Toshiba extends 74AVC level-shifter range

Toshiba extends 74AVC level-shifter range

Toshiba has expanded its 74AVC level-shifter family. The new 1-bit and 2-bit dual-supply bus transceivers support low-voltage SoC interfaces, small packages, and bidirectional communication for UART, GPIO, and SPI designs.


IN Brief:

  • Toshiba has added four 1-bit and two 2-bit devices to its 74AVC dual-supply bus transceiver family.
  • The devices support bidirectional voltage-level shifting between 0.7V or 0.8V and up to 3.6V.
  • Target interfaces include UART, GPIO, and SPI in edge AI, data-centre, and low-voltage SoC systems.

Toshiba Electronic Devices & Storage Corporation has expanded its 74AVC Series of dual power-supply bus transceivers with new 1-bit and 2-bit products for low-voltage level shifting.

The new 1-bit devices are the 74AVC1T45NX, 74AVCH1T45NX, 74AVC1T45FU, and 74AVCH1T45FU. The 2-bit additions are the 74AVC2T45FK and 74AVCH2T45FK. They extend the existing 74AVC range, giving designers smaller bit-count options for communication interfaces where a wider bus transceiver would add unnecessary channels.

The devices are designed for bidirectional voltage-level shifting between low-voltage systems and conventional-voltage systems. Depending on the product, the range supports operation from 0.7V or 0.8V up to 3.6V, making the family suitable for systems where newer SoCs operate at reduced voltage while surrounding circuitry, sensors, or legacy interfaces remain at higher voltage levels.

Toshiba is offering the parts in small package variants including leadless XSON6, leaded SOT-363, and SOT-765 packages. The 74AVC1T45NX and 74AVCH1T45NX are 1-bit devices in XSON6 packages measuring 1.45mm by 1.0mm by 0.48mm. The 74AVC1T45FU and 74AVCH1T45FU are 1-bit devices in SOT-363 packages, while the 74AVC2T45FK and 74AVCH2T45FK are 2-bit devices in SOT-765 packages.

The new transceivers use a push-pull buffer configuration for high-speed operation and are intended for interfaces including UART, GPIO, and SPI. They support dual power supplies without power-on or power-off sequence restrictions, using DIR pins for directional control and a high-impedance control method through the power-supply pins.

The 74AVCH versions also include an internal bus-hold function, which retains the previous input state when an input pin is floating. That can reduce the need for external pull-up or pull-down resistors and help avoid undefined signal states in compact designs.

The expansion follows a familiar change in embedded system design. Processor voltages continue to fall as SoCs are tuned for performance per watt, particularly in edge AI, portable equipment, industrial control, and data-processing applications.

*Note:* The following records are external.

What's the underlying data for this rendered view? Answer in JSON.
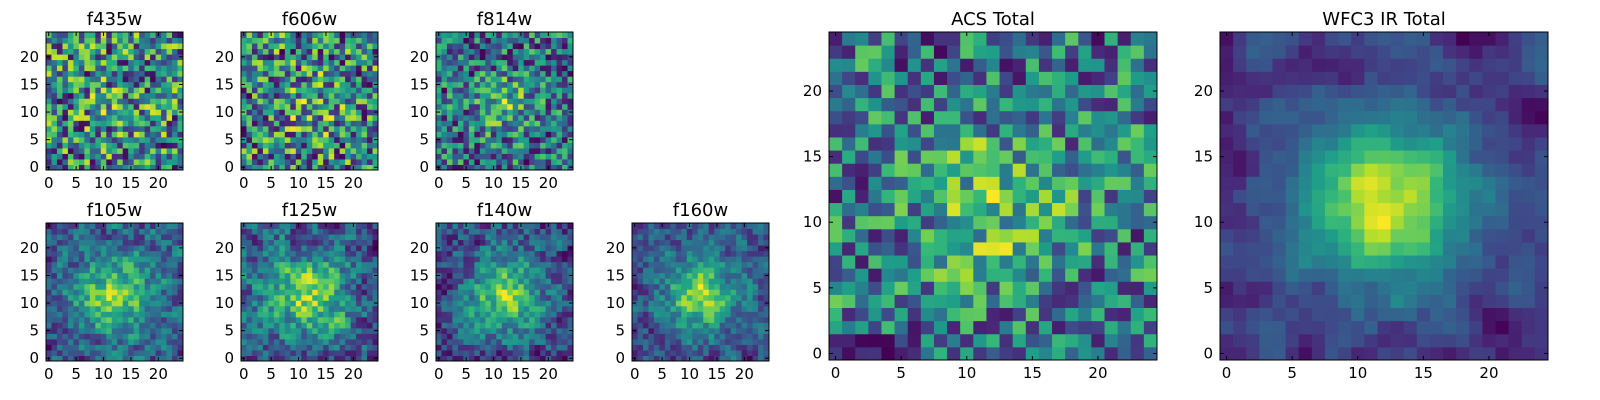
{
  "figure": {
    "description_free": true
  },
  "colors": {
    "viridis": [
      "#440154",
      "#482878",
      "#3e4989",
      "#31688e",
      "#26828e",
      "#1f9e89",
      "#35b779",
      "#6ece58",
      "#b5de2b",
      "#fde725"
    ]
  },
  "chart_data": [
    {
      "type": "heatmap",
      "title": "f435w",
      "grid_size": 25,
      "seed": 11,
      "signal": 0.1,
      "noise": 0.95,
      "sigma": 4,
      "smooth": 0,
      "base": 0.62,
      "xticks": [
        0,
        5,
        10,
        15,
        20
      ],
      "yticks": [
        0,
        5,
        10,
        15,
        20
      ],
      "xlim": [
        0,
        25
      ],
      "ylim": [
        0,
        25
      ],
      "colormap": "viridis"
    },
    {
      "type": "heatmap",
      "title": "f606w",
      "grid_size": 25,
      "seed": 23,
      "signal": 0.15,
      "noise": 0.95,
      "sigma": 4,
      "smooth": 0,
      "base": 0.62,
      "xticks": [
        0,
        5,
        10,
        15,
        20
      ],
      "yticks": [
        0,
        5,
        10,
        15,
        20
      ],
      "xlim": [
        0,
        25
      ],
      "ylim": [
        0,
        25
      ],
      "colormap": "viridis"
    },
    {
      "type": "heatmap",
      "title": "f814w",
      "grid_size": 25,
      "seed": 37,
      "signal": 0.35,
      "noise": 0.9,
      "sigma": 3.5,
      "smooth": 0,
      "base": 0.55,
      "xticks": [
        0,
        5,
        10,
        15,
        20
      ],
      "yticks": [
        0,
        5,
        10,
        15,
        20
      ],
      "xlim": [
        0,
        25
      ],
      "ylim": [
        0,
        25
      ],
      "colormap": "viridis"
    },
    {
      "type": "heatmap",
      "title": "f105w",
      "grid_size": 25,
      "seed": 41,
      "signal": 0.55,
      "noise": 0.75,
      "sigma": 5,
      "smooth": 0.5,
      "base": 0.5,
      "xticks": [
        0,
        5,
        10,
        15,
        20
      ],
      "yticks": [
        0,
        5,
        10,
        15,
        20
      ],
      "xlim": [
        0,
        25
      ],
      "ylim": [
        0,
        25
      ],
      "colormap": "viridis"
    },
    {
      "type": "heatmap",
      "title": "f125w",
      "grid_size": 25,
      "seed": 53,
      "signal": 0.5,
      "noise": 0.8,
      "sigma": 5,
      "smooth": 0.5,
      "base": 0.5,
      "xticks": [
        0,
        5,
        10,
        15,
        20
      ],
      "yticks": [
        0,
        5,
        10,
        15,
        20
      ],
      "xlim": [
        0,
        25
      ],
      "ylim": [
        0,
        25
      ],
      "colormap": "viridis"
    },
    {
      "type": "heatmap",
      "title": "f140w",
      "grid_size": 25,
      "seed": 67,
      "signal": 0.6,
      "noise": 0.8,
      "sigma": 5,
      "smooth": 0.5,
      "base": 0.48,
      "xticks": [
        0,
        5,
        10,
        15,
        20
      ],
      "yticks": [
        0,
        5,
        10,
        15,
        20
      ],
      "xlim": [
        0,
        25
      ],
      "ylim": [
        0,
        25
      ],
      "colormap": "viridis"
    },
    {
      "type": "heatmap",
      "title": "f160w",
      "grid_size": 25,
      "seed": 79,
      "signal": 0.7,
      "noise": 0.75,
      "sigma": 4.5,
      "smooth": 0.5,
      "base": 0.42,
      "xticks": [
        0,
        5,
        10,
        15,
        20
      ],
      "yticks": [
        0,
        5,
        10,
        15,
        20
      ],
      "xlim": [
        0,
        25
      ],
      "ylim": [
        0,
        25
      ],
      "colormap": "viridis"
    },
    {
      "type": "heatmap",
      "title": "ACS Total",
      "grid_size": 25,
      "seed": 97,
      "signal": 0.3,
      "noise": 0.85,
      "sigma": 4,
      "smooth": 0.2,
      "base": 0.6,
      "xticks": [
        0,
        5,
        10,
        15,
        20
      ],
      "yticks": [
        0,
        5,
        10,
        15,
        20
      ],
      "xlim": [
        0,
        25
      ],
      "ylim": [
        0,
        25
      ],
      "colormap": "viridis"
    },
    {
      "type": "heatmap",
      "title": "WFC3 IR Total",
      "grid_size": 25,
      "seed": 113,
      "signal": 0.75,
      "noise": 0.55,
      "sigma": 4.5,
      "smooth": 0.8,
      "base": 0.42,
      "xticks": [
        0,
        5,
        10,
        15,
        20
      ],
      "yticks": [
        0,
        5,
        10,
        15,
        20
      ],
      "xlim": [
        0,
        25
      ],
      "ylim": [
        0,
        25
      ],
      "colormap": "viridis"
    }
  ]
}
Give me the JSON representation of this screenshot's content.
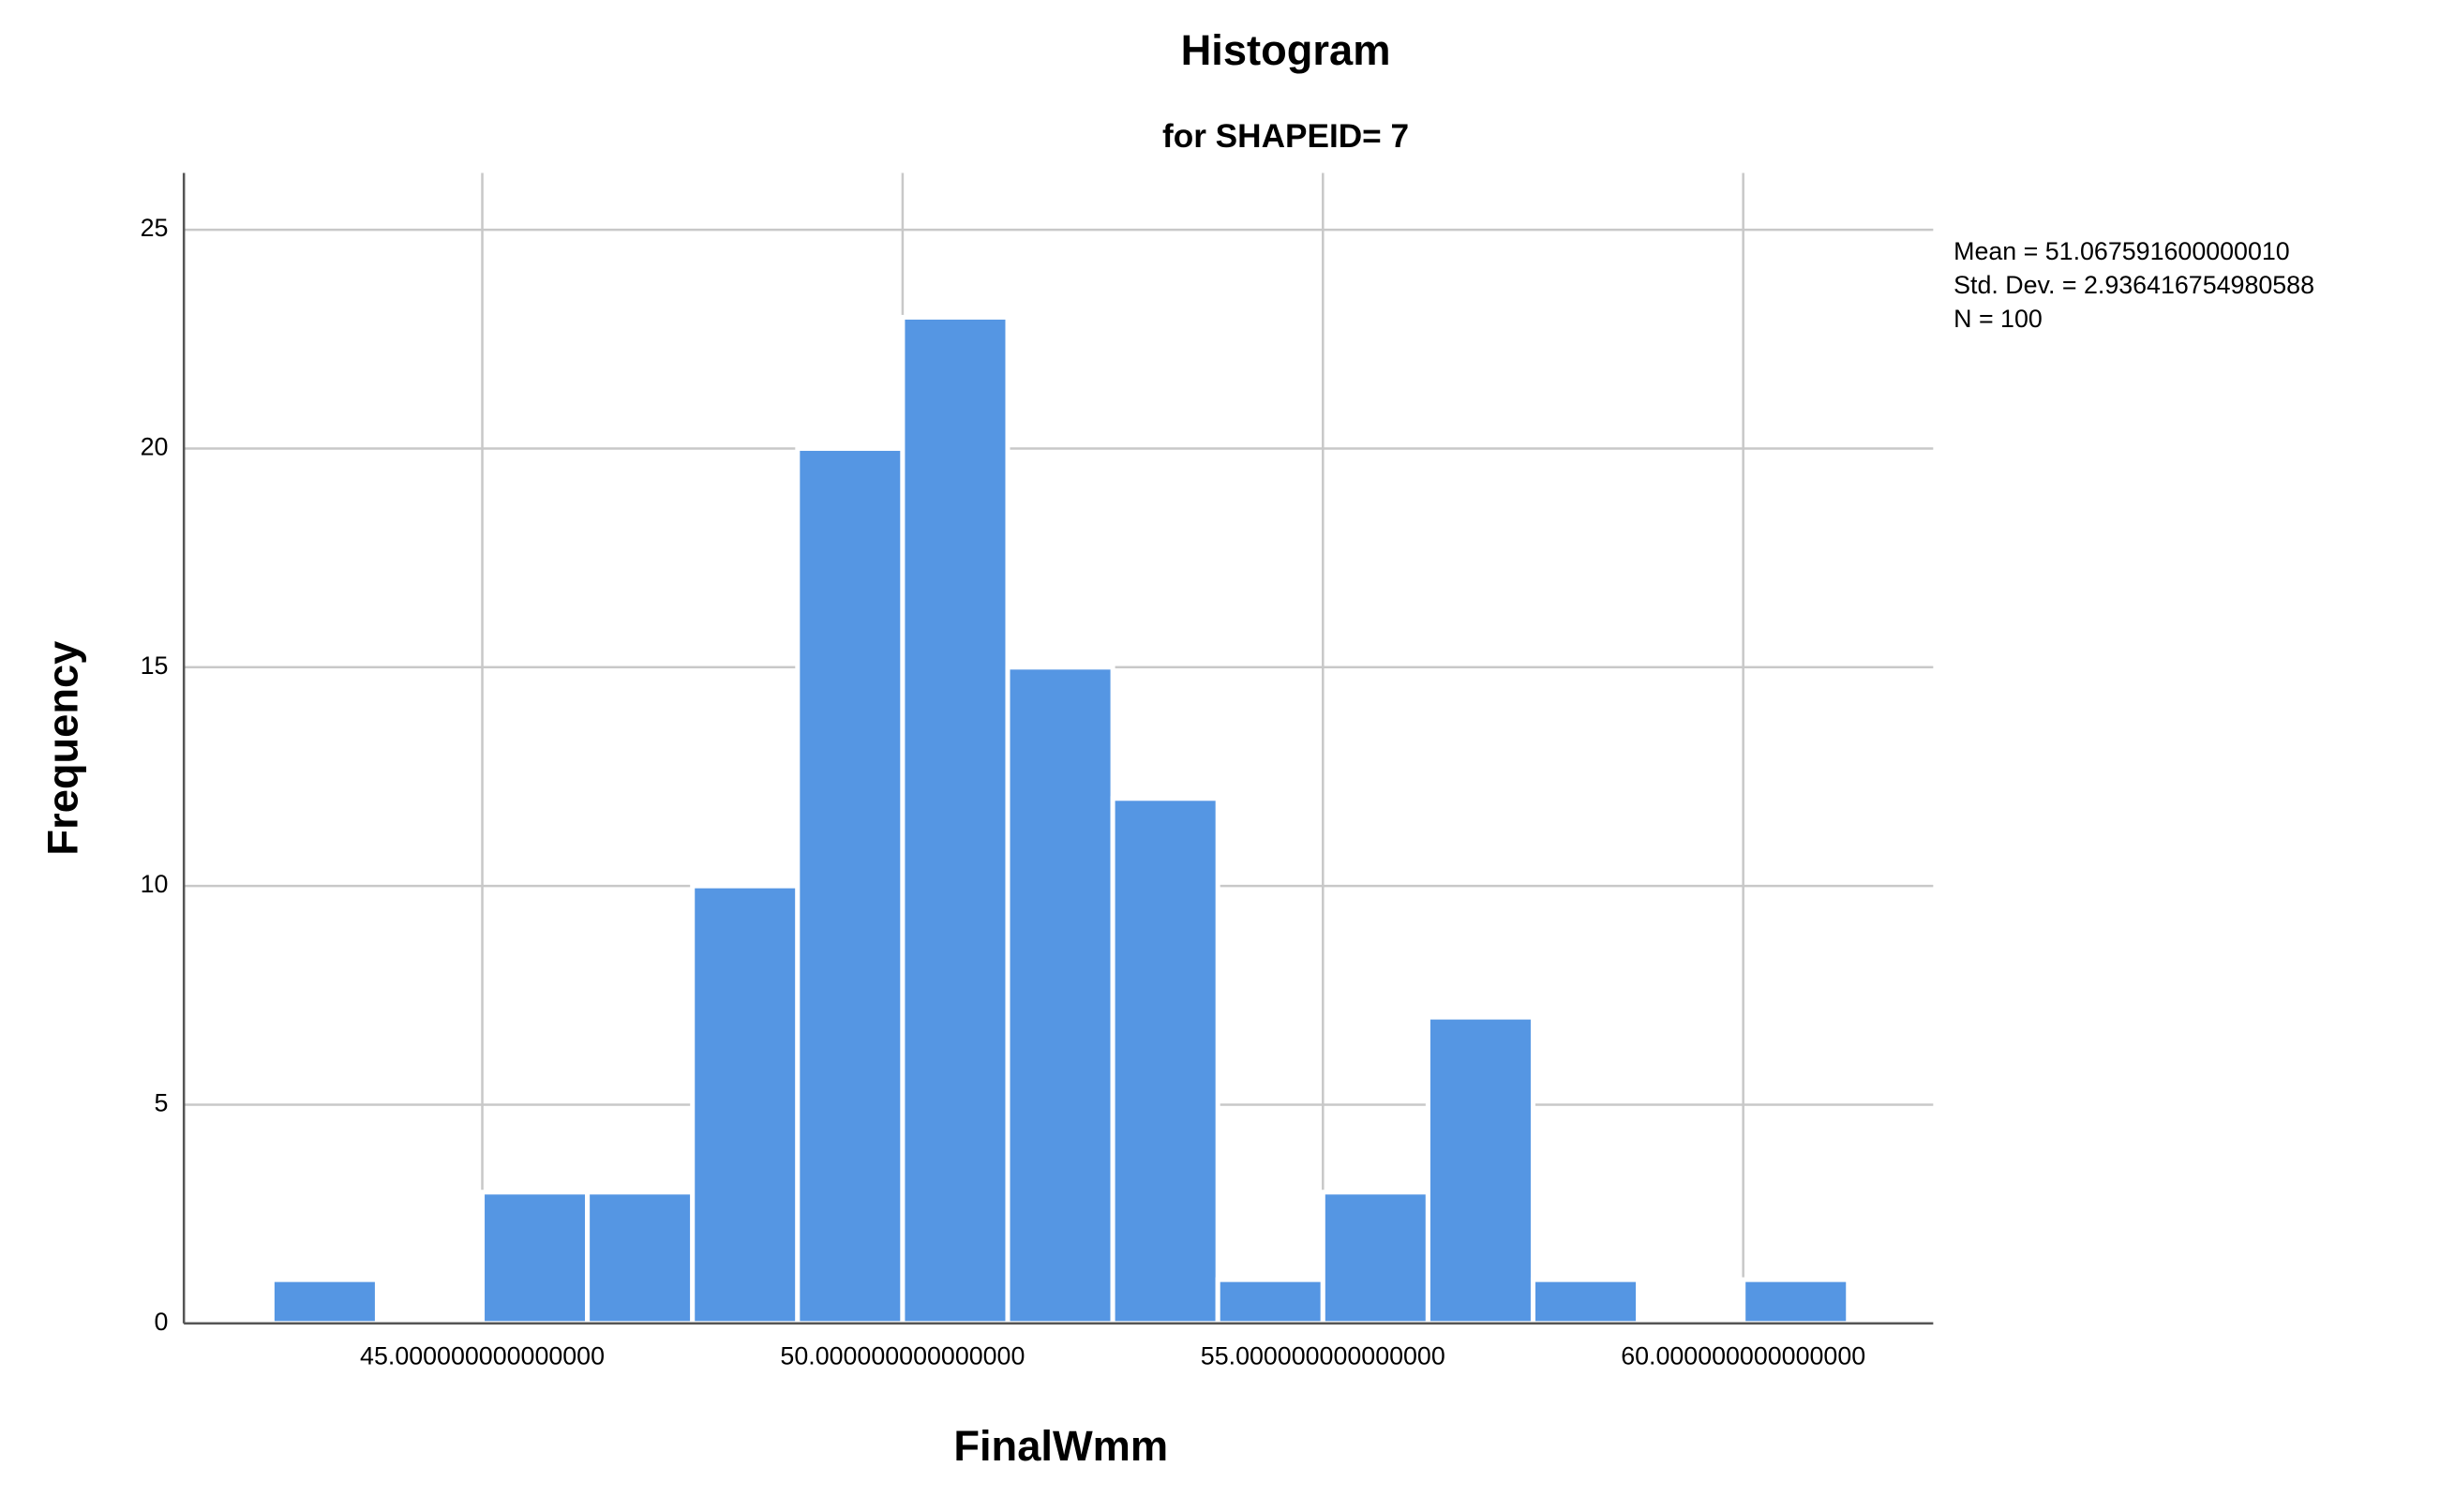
{
  "chart_data": {
    "type": "histogram",
    "title": "Histogram",
    "subtitle": "for SHAPEID= 7",
    "x_label": "FinalWmm",
    "y_label": "Frequency",
    "bins": [
      42.5,
      43.75,
      45,
      46.25,
      47.5,
      48.75,
      50,
      51.25,
      52.5,
      53.75,
      55,
      56.25,
      57.5,
      58.75,
      60,
      61.25
    ],
    "values": [
      1,
      0,
      3,
      3,
      10,
      20,
      23,
      15,
      12,
      1,
      3,
      7,
      1,
      0,
      1
    ],
    "color": "#5596e3",
    "xlim": [
      41.45,
      62.26
    ],
    "ylim": [
      0,
      26.3
    ],
    "xticks": [
      {
        "value": 45,
        "label": "45.000000000000000"
      },
      {
        "value": 50,
        "label": "50.000000000000000"
      },
      {
        "value": 55,
        "label": "55.000000000000000"
      },
      {
        "value": 60,
        "label": "60.000000000000000"
      }
    ],
    "yticks": [
      0,
      5,
      10,
      15,
      20,
      25
    ],
    "grid": true,
    "annotations": [
      "Mean = 51.067591600000010",
      "Std. Dev. = 2.936416754980588",
      "N = 100"
    ]
  }
}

Many surrounding devices still rely on 1.8V, 2.5V, 3.3V, or mixed-voltage signalling, leaving board designers to bridge several voltage domains inside the same product.

Level shifting has therefore become a routine part of board architecture rather than an occasional interface fix. Low-voltage compute silicon often has to connect to sensors, memory-control signals, debug interfaces, expansion headers, and external communications devices operating at different levels. The translation component has to preserve signal integrity while fitting into dense layouts and supporting predictable start-up and shutdown behaviour.

Small bit-count devices are valuable in that environment because not every interface requires a four- or eight-bit solution. A two-line UART, a small GPIO group, or selected SPI control lines can be handled with 1-bit or 2-bit devices, reducing board area and avoiding unused channels. The smaller packages also allow interface conditioning to sit close to SoC pins, simplifying routing in compact embedded designs.

Power sequencing remains a practical constraint in mixed-voltage systems. Poorly controlled interfaces can lead to back-powering, bus contention, or undefined states during start-up and shutdown. Devices that remove sequencing restrictions and provide direction and high-impedance control reduce the burden on system-level power design.

The additions to Toshiba’s 74AVC range provide more granular options for interface-level voltage translation. The devices sit deep inside the schematic, but their role is central to making low-voltage processors, peripheral interfaces, and mixed-supply architectures behave cleanly once the board is assembled.